Why the government wants to shut down Standard Group

The Communications Authority also rejected a proposed debt repayment arrangement totaling Ksh48 million in regulatory fees.
The Standard Media Group has issued a response following a notice from the Communications Authority of Kenya (CA) regarding the cancellation of its operating licenses.
In a letter dated April 9, 2025, CA Director General David Mugonyi informed the company of the decision to revoke its licenses, citing failure to pay licensing fees as well as the Universal Service Fund (USF) levy.
The Communications Authority also rejected a proposed debt repayment arrangement totaling Ksh48 million in regulatory fees.
Director General David Mugonyi noted that the Authority had previously issued six-month revocation warnings in September 2024, which lapsed on March 24, 2025.
He emphasized that the company was expected to either clear the outstanding amount in full or present an acceptable payment plan before the deadline.
Mugonyi added that the Authority would proceed with publishing a Gazette notice to officially revoke all broadcast licenses held by Standard Group PLC.
"This letter is to notify you that the Authority is moving forward with the publication of a notice in the Kenya Gazette to revoke all broadcast licences granted to Standard Group PLC," said the CA Director General.
Standard Group’s Chief Executive Editor, Chaacha Mwita, pushed back against the claims made by the Communications Authority, while admitting that the company had accumulated Ksh48 million in license fee arrears due to tough economic conditions.
Mwita explained that the amount had been substantially reduced following a formal repayment agreement signed in December 2024.
According to Standard Group, the agreement outlined a monthly payment plan, with the company remitting Ksh10 million in December 2024, followed by Ksh4 million in both January and February 2025.
Despite the repayment arrangement, the Communications Authority went ahead with issuing a notice to revoke all of Standard Group’s broadcasting licenses.

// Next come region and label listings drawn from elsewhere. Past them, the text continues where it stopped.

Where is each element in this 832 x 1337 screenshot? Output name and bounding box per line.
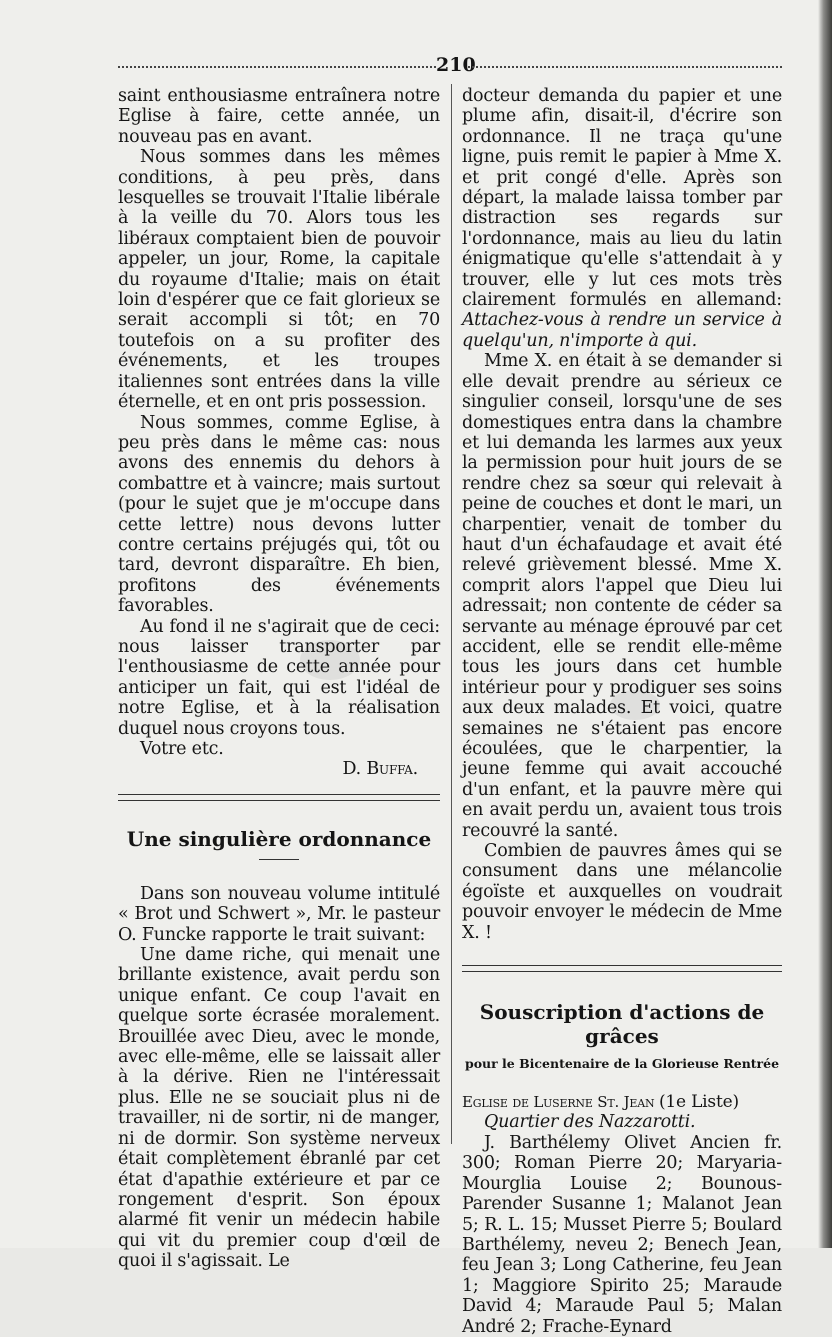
article-paragraph: Une dame riche, qui menait une brillante existence, avait perdu son unique enfant. Ce coup l'avait en quelque sorte écrasée moralement. Brouillée avec Dieu, avec le monde, avec elle-même, elle se laissait aller à la dérive. Rien ne l'intéressait plus. Elle ne se souciait plus ni de travailler, ni de sortir, ni de manger, ni de dormir. Son système nerveux était complètement ébranlé par cet état d'apathie extérieure et par ce rongement d'esprit. Son époux alarmé fit venir un médecin habile qui vit du premier coup d'œil de quoi il s'agissait. Le [118, 945, 440, 1272]
article-paragraph: Dans son nouveau volume intitulé « Brot und Schwert », Mr. le pasteur O. Funcke rapporte le trait suivant: [118, 883, 440, 945]
left-column [118, 86, 440, 1272]
column-divider [451, 84, 452, 1144]
quarter-name: Quartier des Nazzarotti. [484, 1112, 696, 1133]
article-paragraph: Mme X. en était à se demander si elle devait prendre au sérieux ce singulier conseil, lorsqu'une de ses domestiques entra dans la chambre et lui demanda les larmes aux yeux la permission pour huit jours de se rendre chez sa sœur qui relevait à peine de couches et dont le mari, un charpentier, venait de tomber du haut d'un échafaudage et avait été relevé grièvement blessé. Mme X. comprit alors l'appel que Dieu lui adressait; non contente de céder sa servante au ménage éprouvé par cet accident, elle se rendit elle-même tous les jours dans cet humble intérieur pour y prodiguer ses soins aux deux malades. Et voici, quatre semaines ne s'étaient pas encore écoulées, que le charpentier, la jeune femme qui avait accouché d'un enfant, et la pauvre mère qui en avait perdu un, avaient tous trois recouvré la santé. [462, 351, 782, 841]
article-paragraph: Combien de pauvres âmes qui se consument dans une mélancolie égoïste et auxquelles on voudrait pouvoir envoyer le médecin de Mme X. ! [462, 841, 782, 943]
letter-paragraph: saint enthousiasme entraînera notre Eglise à faire, cette année, un nouveau pas en avant. [118, 86, 440, 147]
header-rule-right [468, 66, 782, 68]
article-paragraph [462, 86, 782, 351]
letter-paragraph: Au fond il ne s'agirait que de ceci: nous laisser transporter par l'enthousiasme de cette année pour anticiper un fait, qui est l'idéal de notre Eglise, et à la réalisation duquel nous croyons tous. [118, 616, 440, 739]
page-number: 210 [436, 54, 476, 76]
section-separator [118, 794, 440, 801]
article-title: Une singulière ordonnance [126, 826, 432, 851]
right-column [462, 86, 782, 1337]
list-number: (1e Liste) [658, 1092, 739, 1113]
letter-paragraph: Nous sommes dans les mêmes conditions, à peu près, dans lesquelles se trouvait l'Italie libérale à la veille du 70. Alors tous les libéraux comptaient bien de pouvoir appeler, un jour, Rome, la capitale du royaume d'Italie; mais on était loin d'espérer que ce fait glorieux se serait accompli si tôt; en 70 toutefois on a su profiter des événements, et les troupes italiennes sont entrées dans la ville éternelle, et en ont pris possession. [118, 147, 440, 413]
church-heading [462, 1092, 782, 1112]
prescription-text: Attachez-vous à rendre un service à quelqu'un, n'importe à qui. [462, 310, 782, 351]
church-name: Eglise de Luserne St. Jean [462, 1093, 655, 1112]
letter-closing: Votre etc. [140, 739, 224, 759]
subscription-subtitle: pour le Bicentenaire de la Glorieuse Rentrée [464, 1056, 780, 1072]
page-edge-shadow [818, 0, 832, 1248]
subscription-title: Souscription d'actions de grâces [479, 1000, 765, 1049]
title-underline [259, 859, 299, 860]
letter-signature: D. Buffa. [342, 759, 418, 780]
header-rule-left [118, 66, 436, 68]
donation-list: J. Barthélemy Olivet Ancien fr. 300; Roman Pierre 20; Maryaria-Mourglia Louise 2; Bounous-Parender Susanne 1; Malanot Jean 5; R. L. 15; Musset Pierre 5; Boulard Barthélemy, neveu 2; Benech Jean, feu Jean 3; Long Catherine, feu Jean 1; Maggiore Spirito 25; Maraude David 4; Maraude Paul 5; Malan André 2; Frache-Eynard [462, 1132, 782, 1337]
letter-paragraph: Nous sommes, comme Eglise, à peu près dans le même cas: nous avons des ennemis du dehors à combattre et à vaincre; mais surtout (pour le sujet que je m'occupe dans cette lettre) nous devons lutter contre certains préjugés qui, tôt ou tard, devront disparaître. Eh bien, profitons des événements favorables. [118, 412, 440, 617]
page-header [118, 54, 782, 80]
section-separator [462, 965, 782, 972]
article-text: docteur demanda du papier et une plume afin, disait-il, d'écrire son ordonnance. Il ne traça qu'une ligne, puis remit le papier à Mme X. et prit congé d'elle. Après son départ, la malade laissa tomber par distraction ses regards sur l'ordonnance, mais au lieu du latin énigmatique qu'elle s'attendait à y trouver, elle y lut ces mots très clairement formulés en allemand: [462, 86, 782, 311]
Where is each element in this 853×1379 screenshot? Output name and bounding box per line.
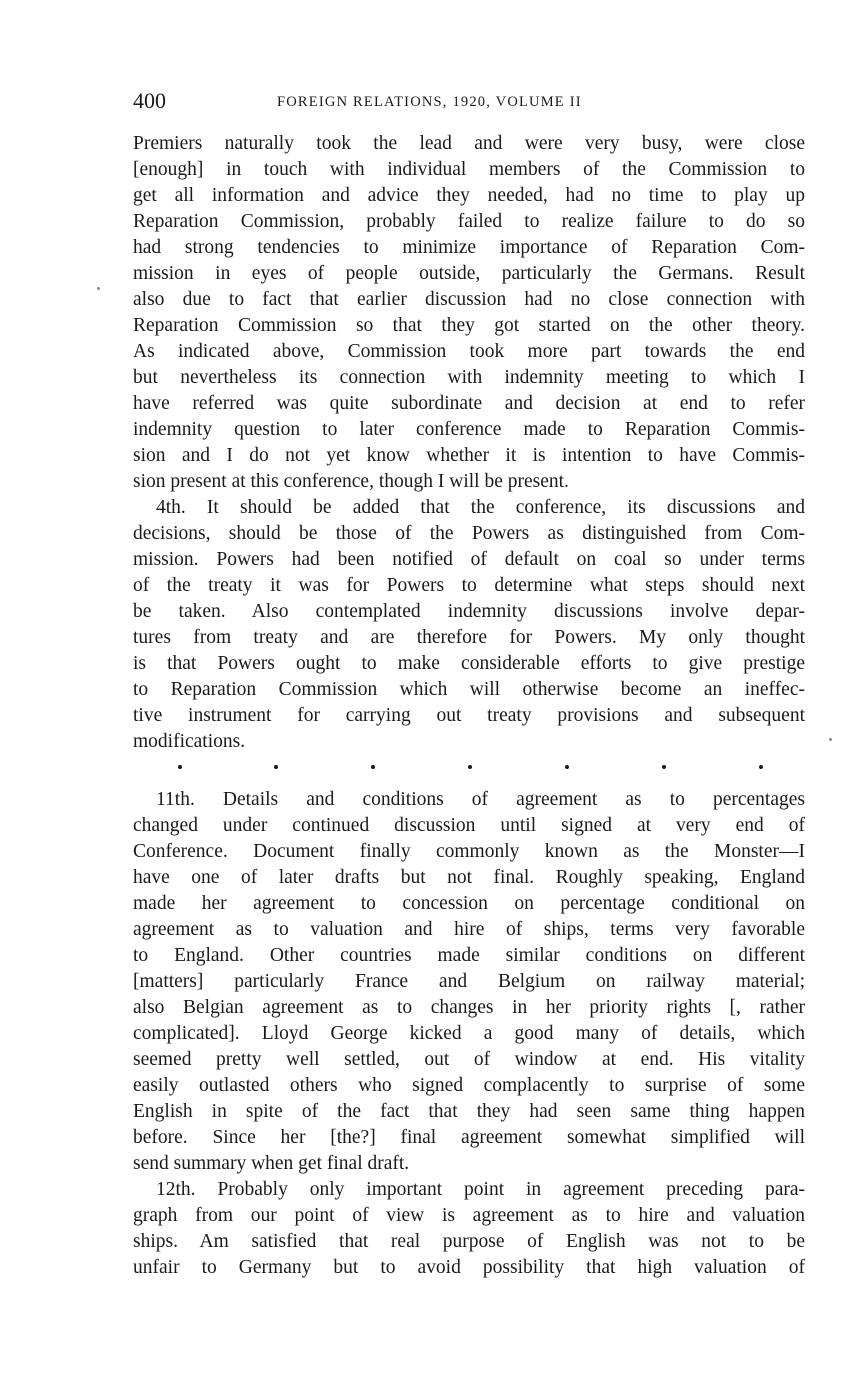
text-line: but nevertheless its connection with indemnity meeting to which I [133, 367, 805, 388]
omission-dot [468, 765, 472, 769]
text-line: Reparation Commission so that they got started on the other theory. [133, 315, 805, 336]
text-line: have referred was quite subordinate and decision at end to refer [133, 393, 805, 414]
omission-dot [759, 765, 763, 769]
text-line: get all information and advice they needed, had no time to play up [133, 185, 805, 206]
text-line: of the treaty it was for Powers to determine what steps should next [133, 575, 805, 596]
text-line: to Reparation Commission which will otherwise become an ineffec- [133, 679, 805, 700]
text-line: had strong tendencies to minimize importance of Reparation Com- [133, 237, 805, 258]
text-line: sion and I do not yet know whether it is intention to have Commis- [133, 445, 805, 466]
paragraph-continued [133, 131, 805, 495]
text-line: modifications. [133, 731, 246, 752]
paragraph-11th [133, 787, 805, 1177]
text-line: also due to fact that earlier discussion had no close connection with [133, 289, 805, 310]
text-line: ships. Am satisfied that real purpose of English was not to be [133, 1231, 805, 1252]
text-line: tures from treaty and are therefore for Powers. My only thought [133, 627, 805, 648]
text-line: complicated]. Lloyd George kicked a good many of details, which [133, 1023, 805, 1044]
omission-dot [565, 765, 569, 769]
text-line: to England. Other countries made similar conditions on different [133, 945, 805, 966]
text-line: send summary when get final draft. [133, 1153, 410, 1174]
omission-dot [178, 765, 182, 769]
text-line: sion present at this conference, though I will be present. [133, 471, 569, 492]
paragraph-4th [133, 495, 805, 755]
paragraph-12th [133, 1177, 805, 1281]
text-line: agreement as to valuation and hire of ships, terms very favorable [133, 919, 805, 940]
text-line: tive instrument for carrying out treaty provisions and subsequent [133, 705, 805, 726]
text-line: As indicated above, Commission took more part towards the end [133, 341, 805, 362]
text-line: [matters] particularly France and Belgium on railway material; [133, 971, 805, 992]
text-line: Reparation Commission, probably failed to realize failure to do so [133, 211, 805, 232]
omission-dots [178, 755, 765, 781]
text-line: made her agreement to concession on percentage conditional on [133, 893, 805, 914]
text-line: English in spite of the fact that they had seen same thing happen [133, 1101, 805, 1122]
stray-mark [97, 287, 100, 290]
text-line: indemnity question to later conference made to Reparation Commis- [133, 419, 805, 440]
text-line: changed under continued discussion until signed at very end of [133, 815, 805, 836]
text-line: Premiers naturally took the lead and were very busy, were close [133, 133, 805, 154]
running-head: FOREIGN RELATIONS, 1920, VOLUME II [277, 94, 582, 110]
text-line: seemed pretty well settled, out of window at end. His vitality [133, 1049, 805, 1070]
text-line: graph from our point of view is agreement as to hire and valuation [133, 1205, 805, 1226]
text-line: [enough] in touch with individual members of the Commission to [133, 159, 805, 180]
body-text [133, 131, 805, 1281]
omission-dot [662, 765, 666, 769]
text-line: be taken. Also contemplated indemnity discussions involve depar- [133, 601, 805, 622]
text-line: also Belgian agreement as to changes in her priority rights [, rather [133, 997, 805, 1018]
text-line: Conference. Document finally commonly known as the Monster—I [133, 841, 805, 862]
text-line: decisions, should be those of the Powers as distinguished from Com- [133, 523, 805, 544]
text-line: mission in eyes of people outside, particularly the Germans. Result [133, 263, 805, 284]
text-line: unfair to Germany but to avoid possibility that high valuation of [133, 1257, 805, 1278]
page-number: 400 [133, 88, 166, 113]
omission-dot [274, 765, 278, 769]
text-line: is that Powers ought to make considerable efforts to give prestige [133, 653, 805, 674]
text-line: easily outlasted others who signed complacently to surprise of some [133, 1075, 805, 1096]
text-line: 12th. Probably only important point in agreement preceding para- [156, 1179, 805, 1200]
text-line: 11th. Details and conditions of agreement as to percentages [156, 789, 805, 810]
text-line: mission. Powers had been notified of default on coal so under terms [133, 549, 805, 570]
stray-mark [829, 738, 832, 741]
page-header [133, 86, 805, 116]
omission-dot [371, 765, 375, 769]
text-line: before. Since her [the?] final agreement somewhat simplified will [133, 1127, 805, 1148]
text-line: 4th. It should be added that the conference, its discussions and [156, 497, 805, 518]
text-line: have one of later drafts but not final. Roughly speaking, England [133, 867, 805, 888]
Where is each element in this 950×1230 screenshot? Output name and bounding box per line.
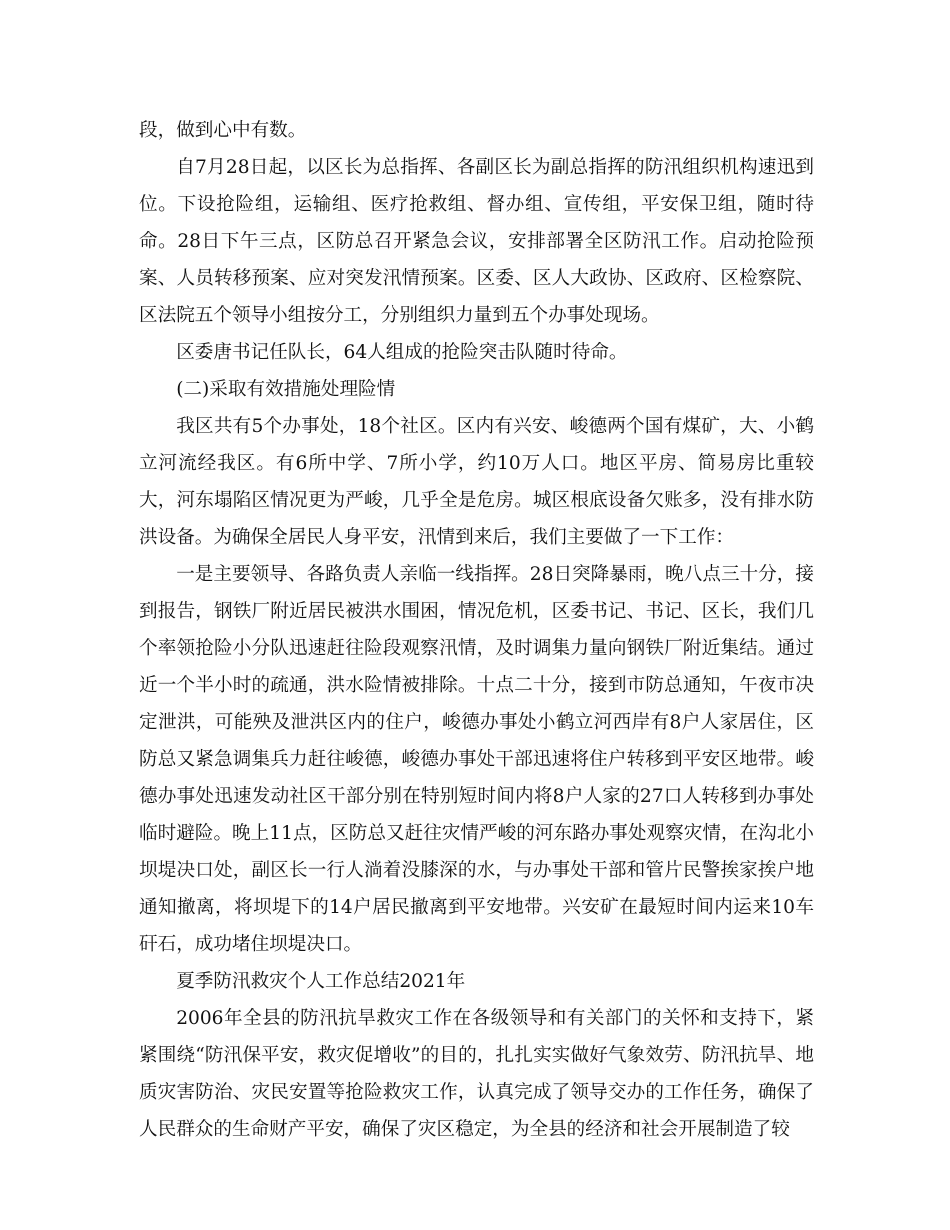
section-heading: (二)采取有效措施处理险情: [176, 379, 396, 400]
paragraph-5: 我区共有5个办事处，18个社区。区内有兴安、峻德两个国有煤矿，大、小鹤立河流经我区。有6所中学、7所小学，约10万人口。地区平房、简易房比重较大，河东塌陷区情况更为严峻，几乎全是危房。城区根底设备欠账多，没有排水防洪设备。为确保全居民人身平安，汛情到来后，我们主要做了一下工作：: [139, 416, 814, 548]
paragraph-3: 区委唐书记任队长，64人组成的抢险突击队随时待命。: [176, 342, 628, 363]
paragraph-8: 2006年全县的防汛抗旱救灾工作在各级领导和有关部门的关怀和支持下，紧紧围绕“防汛保平安，救灾促增收”的目的，扎扎实实做好气象效劳、防汛抗旱、地质灾害防治、灾民安置等抢险救灾工作，认真完成了领导交办的工作任务，确保了人民群众的生命财产平安，确保了灾区稳定，为全县的经济和社会开展制造了较: [139, 1008, 814, 1140]
document-title: 夏季防汛救灾个人工作总结2021年: [176, 971, 466, 992]
document-body: [139, 112, 814, 1148]
paragraph-6: 一是主要领导、各路负责人亲临一线指挥。28日突降暴雨，晚八点三十分，接到报告，钢铁厂附近居民被洪水围困，情况危机，区委书记、书记、区长，我们几个率领抢险小分队迅速赶往险段观察汛情，及时调集力量向钢铁厂附近集结。通过近一个半小时的疏通，洪水险情被排除。十点二十分，接到市防总通知，午夜市决定泄洪，可能殃及泄洪区内的住户，峻德办事处小鹤立河西岸有8户人家居住，区防总又紧急调集兵力赶往峻德，峻德办事处干部迅速将住户转移到平安区地带。峻德办事处迅速发动社区干部分别在特别短时间内将8户人家的27口人转移到办事处临时避险。晚上11点，区防总又赶往灾情严峻的河东路办事处观察灾情，在沟北小坝堤决口处，副区长一行人淌着没膝深的水，与办事处干部和管片民警挨家挨户地通知撤离，将坝堤下的14户居民撤离到平安地带。兴安矿在最短时间内运来10车矸石，成功堵住坝堤决口。: [139, 564, 814, 955]
paragraph-1: 段，做到心中有数。: [139, 120, 307, 141]
paragraph-2: 自7月28日起，以区长为总指挥、各副区长为副总指挥的防汛组织机构速迅到位。下设抢险组，运输组、医疗抢救组、督办组、宣传组，平安保卫组，随时待命。28日下午三点，区防总召开紧急会议，安排部署全区防汛工作。启动抢险预案、人员转移预案、应对突发汛情预案。区委、区人大政协、区政府、区检察院、区法院五个领导小组按分工，分别组织力量到五个办事处现场。: [139, 157, 814, 326]
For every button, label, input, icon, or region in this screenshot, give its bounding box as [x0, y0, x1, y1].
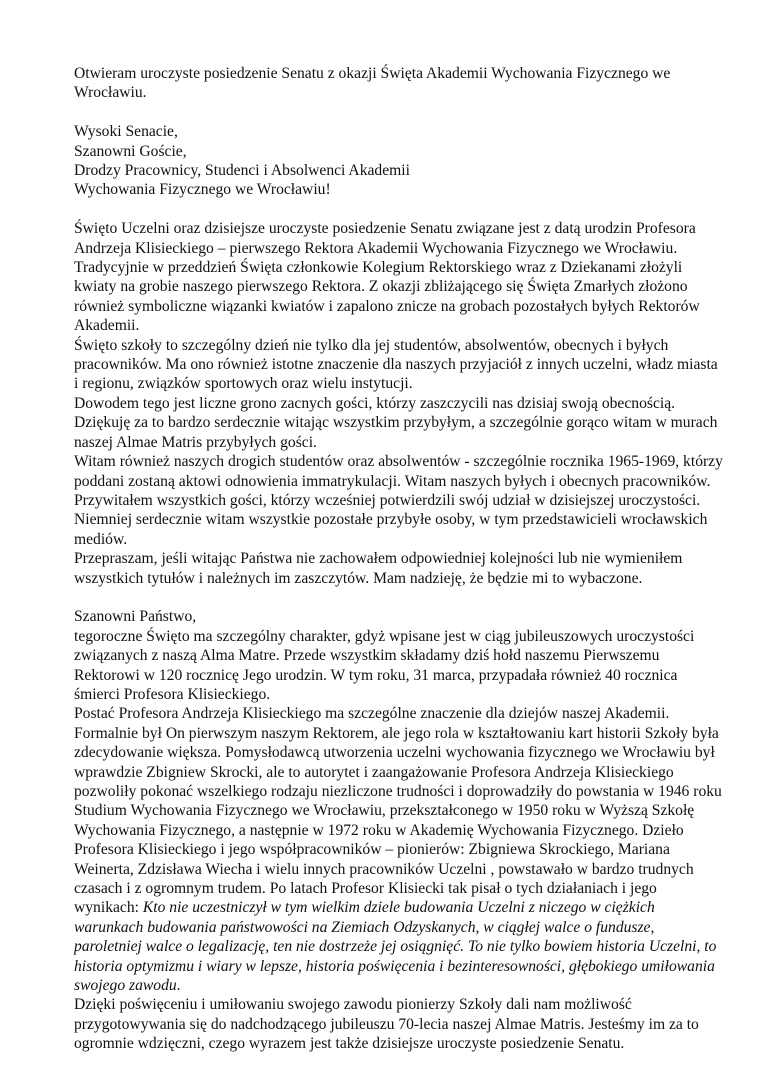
salutation-line: Wysoki Senacie,	[74, 123, 178, 141]
welcome-section	[74, 219, 724, 588]
paragraph-guests: Dowodem tego jest liczne grono zacnych gości, którzy zaszczycili nas dzisiaj swoją obecnością. Dziękuję za to bardzo serdecznie witając wszystkim przybyłym, a szczególnie gorąco witam w murach naszej Almae Matris przybyłych gości.	[74, 394, 718, 451]
address-line: Szanowni Państwo,	[74, 608, 197, 626]
klisiecki-text: Postać Profesora Andrzeja Klisieckiego ma szczególne znaczenie dla dziejów naszej Akademii. Formalnie był On pierwszym naszym Rektorem, ale jego rola w kształtowaniu kart historii Szkoły była zdecydowanie większa. Pomysłodawcą utworzenia uczelni wychowania fizycznego we Wrocławiu był wprawdzie Zbigniew Skrocki, ale to autorytet i zaangażowanie Profesora Andrzeja Klisieckiego pozwoliły pokonać wszelkiego rodzaju niezliczone trudności i doprowadziły do powstania w 1946 roku Studium Wychowania Fizycznego we Wrocławiu, przekształconego w 1950 roku w Wyższą Szkołę Wychowania Fizycznego, a następnie w 1972 roku w Akademię Wychowania Fizycznego. Dzieło Profesora Klisieckiego i jego współpracowników – pionierów: Zbigniewa Skrockiego, Mariana Weinerta, Zdzisława Wiecha i wielu innych pracowników Uczelni , powstawało w bardzo trudnych czasach i z ogromnym trudem. Po latach Profesor Klisiecki tak pisał o tych działaniach i jego wynikach:	[74, 705, 722, 917]
paragraph-university-day: Święto Uczelni oraz dzisiejsze uroczyste posiedzenie Senatu związane jest z datą urodzin Profesora Andrzeja Klisieckiego – pierwszego Rektora Akademii Wychowania Fizycznego we Wrocławiu. Tradycyjnie w przeddzień Święta członkowie Kolegium Rektorskiego wraz z Dziekanami złożyli kwiaty na grobie naszego pierwszego Rektora. Z okazji zbliżającego się Święta Zmarłych złożono również symboliczne wiązanki kwiatów i zapalono znicze na grobach pozostałych byłych Rektorów Akademii.	[74, 220, 700, 335]
salutation-block	[74, 122, 724, 200]
klisiecki-end: .	[176, 977, 181, 995]
paragraph-school-day: Święto szkoły to szczególny dzień nie tylko dla jej studentów, absolwentów, obecnych i byłych pracowników. Ma ono również istotne znaczenie dla naszych przyjaciół z innych uczelni, władz miasta i regionu, związków sportowych oraz wielu instytucji.	[74, 336, 718, 393]
salutation-line: Wychowania Fizycznego we Wrocławiu!	[74, 181, 331, 199]
paragraph-gratitude: Dzięki poświęceniu i umiłowaniu swojego zawodu pionierzy Szkoły dali nam możliwość przygotowywania się do nadchodzącego jubileuszu 70-lecia naszej Almae Matris. Jesteśmy im za to ogromnie wdzięczni, czego wyrazem jest także dzisiejsze uroczyste posiedzenie Senatu.	[74, 996, 699, 1053]
paragraph-apology: Przepraszam, jeśli witając Państwa nie zachowałem odpowiedniej kolejności lub nie wymieniłem wszystkich tytułów i należnych im zaszczytów. Mam nadzieję, że będzie mi to wybaczone.	[74, 550, 683, 587]
paragraph-students: Witam również naszych drogich studentów oraz absolwentów - szczególnie rocznika 1965-1969, którzy poddani zostaną aktowi odnowienia immatrykulacji. Witam naszych byłych i obecnych pracowników.	[74, 453, 723, 490]
paragraph-klisiecki	[74, 704, 724, 995]
document-page	[74, 64, 724, 1073]
salutation-line: Drodzy Pracownicy, Studenci i Absolwenci Akademii	[74, 162, 410, 180]
paragraph-welcomed: Przywitałem wszystkich gości, którzy wcześniej potwierdzili swój udział w dzisiejszej uroczystości. Niemniej serdecznie witam wszystkie pozostałe przybyłe osoby, w tym przedstawicieli wrocławskich mediów.	[74, 491, 708, 548]
paragraph-anniversary: tegoroczne Święto ma szczególny charakter, gdyż wpisane jest w ciąg jubileuszowych uroczystości związanych z naszą Alma Matre. Przede wszystkim składamy dziś hołd naszemu Pierwszemu Rektorowi w 120 rocznicę Jego urodzin. W tym roku, 31 marca, przypadała również 40 rocznica śmierci Profesora Klisieckiego.	[74, 627, 695, 703]
opening-paragraph: Otwieram uroczyste posiedzenie Senatu z okazji Święta Akademii Wychowania Fizycznego we Wrocławiu.	[74, 65, 671, 102]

Mwita characterized the move as a deliberate effort by the government to silence the media house after its recent investigative reports revealed issues within the Kenya Kwanza administration.
"We entered into an agreement with the Communications Authority to pay Sh2.5 million per month towards settling this debt.
"And we even increased that amount to Ksh4 million per month," Mwita explained.
“We have been faithfully adhering to that payment plan. Therefore, any action beyond this feels like it’s driven by ill-will and malice, and we have no choice but to challenge it.”
Mwita also reiterated that Standard Group would not be intimidated or pressured into abandoning its bold and independent journalism.
This action by the Communications Authority follows the cancellation of Standard Group's media contract with the Ministry of Irrigation by former Broadcasting Principal Secretary Edward Kisiang’ani.
This came despite the media house being competitively selected to lead a campaign for the launch of the National Irrigation Sector Investment Plan.
Standard Group had been chosen alongside other media outlets, including Kenya Broadcasting Corporation (KBC), Nation Media Group (NMG), Cape Media, and The Star, to manage the campaign for the launch of the National Irrigation Sector Investment Plan (NISIP).
A letter from the Ministry of ICT, addressed to Irrigation Principal Secretary Ephantus Kimotho, confirmed that these four media houses had been approved to run the campaign.